To address the limitations of psychodynamically orientated psychotherapy, CHAT was suggested as a theory that can be incorporated into the psychotherapy of previously marginalised South Africans, taking into consideration the historical, social, cultural, and lived experiences that have shaped their worldview. CHAT recognises principles of collective and object-orientated activity within a historically and contextually organised community, where its members live within overt or covert community rules and division of labour. The continuously changing objects create contradictions, giving rise to historicity for all the evolving activity systems.
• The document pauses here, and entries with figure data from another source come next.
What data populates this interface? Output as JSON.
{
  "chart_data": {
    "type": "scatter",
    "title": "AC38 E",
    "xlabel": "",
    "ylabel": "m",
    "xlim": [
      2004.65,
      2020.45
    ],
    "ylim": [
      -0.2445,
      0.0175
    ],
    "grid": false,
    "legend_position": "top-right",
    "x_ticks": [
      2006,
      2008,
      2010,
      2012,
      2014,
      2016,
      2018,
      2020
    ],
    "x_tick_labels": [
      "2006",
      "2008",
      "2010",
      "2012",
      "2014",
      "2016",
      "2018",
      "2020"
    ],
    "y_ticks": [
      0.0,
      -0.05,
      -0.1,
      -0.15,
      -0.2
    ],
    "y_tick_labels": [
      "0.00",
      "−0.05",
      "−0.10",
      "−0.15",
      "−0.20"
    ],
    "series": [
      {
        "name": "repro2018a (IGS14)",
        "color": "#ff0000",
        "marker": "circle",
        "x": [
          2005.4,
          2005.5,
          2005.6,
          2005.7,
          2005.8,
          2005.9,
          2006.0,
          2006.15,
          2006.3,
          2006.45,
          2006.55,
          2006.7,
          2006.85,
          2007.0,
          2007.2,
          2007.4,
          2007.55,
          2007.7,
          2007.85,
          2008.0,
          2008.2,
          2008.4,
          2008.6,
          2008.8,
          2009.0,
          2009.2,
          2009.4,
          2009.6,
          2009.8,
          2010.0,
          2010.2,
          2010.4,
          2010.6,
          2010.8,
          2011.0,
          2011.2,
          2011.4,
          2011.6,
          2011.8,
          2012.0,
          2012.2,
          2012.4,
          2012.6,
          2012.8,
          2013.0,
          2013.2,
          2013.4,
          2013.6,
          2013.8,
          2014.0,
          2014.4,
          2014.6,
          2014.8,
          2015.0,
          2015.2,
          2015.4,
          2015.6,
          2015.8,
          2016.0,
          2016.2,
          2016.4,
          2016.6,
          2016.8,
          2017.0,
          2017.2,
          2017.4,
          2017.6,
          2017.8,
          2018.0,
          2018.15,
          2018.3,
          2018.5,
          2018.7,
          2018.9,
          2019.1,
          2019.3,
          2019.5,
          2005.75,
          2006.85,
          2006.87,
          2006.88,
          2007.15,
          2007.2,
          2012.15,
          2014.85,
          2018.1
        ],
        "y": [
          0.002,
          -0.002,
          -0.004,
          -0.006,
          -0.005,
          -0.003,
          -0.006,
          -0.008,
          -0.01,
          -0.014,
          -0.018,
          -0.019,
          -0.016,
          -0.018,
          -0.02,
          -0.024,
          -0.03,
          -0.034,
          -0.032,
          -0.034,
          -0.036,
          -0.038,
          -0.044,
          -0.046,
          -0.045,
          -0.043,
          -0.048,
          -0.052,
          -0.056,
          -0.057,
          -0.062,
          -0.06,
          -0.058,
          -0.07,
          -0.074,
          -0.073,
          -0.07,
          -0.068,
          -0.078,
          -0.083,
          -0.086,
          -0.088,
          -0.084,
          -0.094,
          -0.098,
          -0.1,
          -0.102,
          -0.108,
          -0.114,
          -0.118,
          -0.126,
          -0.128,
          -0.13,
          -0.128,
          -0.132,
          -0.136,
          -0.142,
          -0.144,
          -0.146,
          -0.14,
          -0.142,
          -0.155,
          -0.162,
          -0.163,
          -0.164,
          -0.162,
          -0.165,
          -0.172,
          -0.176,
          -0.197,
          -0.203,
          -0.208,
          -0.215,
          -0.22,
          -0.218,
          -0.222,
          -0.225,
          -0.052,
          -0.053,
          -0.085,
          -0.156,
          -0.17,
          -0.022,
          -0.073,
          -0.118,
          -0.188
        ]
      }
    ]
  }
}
Psychotherapy students have an opportunity to observe multi-voicedness and contradictions within their group processes as they reflect on their historical traumas and self-identity through ontological reflection. The lecturer has a role in journeying with the students through this reflective process using therapeutic critical pedagogic tools, namely ontological reflection, pedagogic discomfort, troubled knowledges, mutual vulnerability, strategic empathy, and compassion for teaching students in a postcolonial and postapartheid historical context.
These critical pedagogic strategies are discussed in the light of their suitability to facilitate the integration of CHAT and psychodynamic psychotherapy, and to initiate a research process for an integrated psychotherapeutic theory, research methodology, and therapeutic practice for postcolonial and postapartheid diverse South African communities.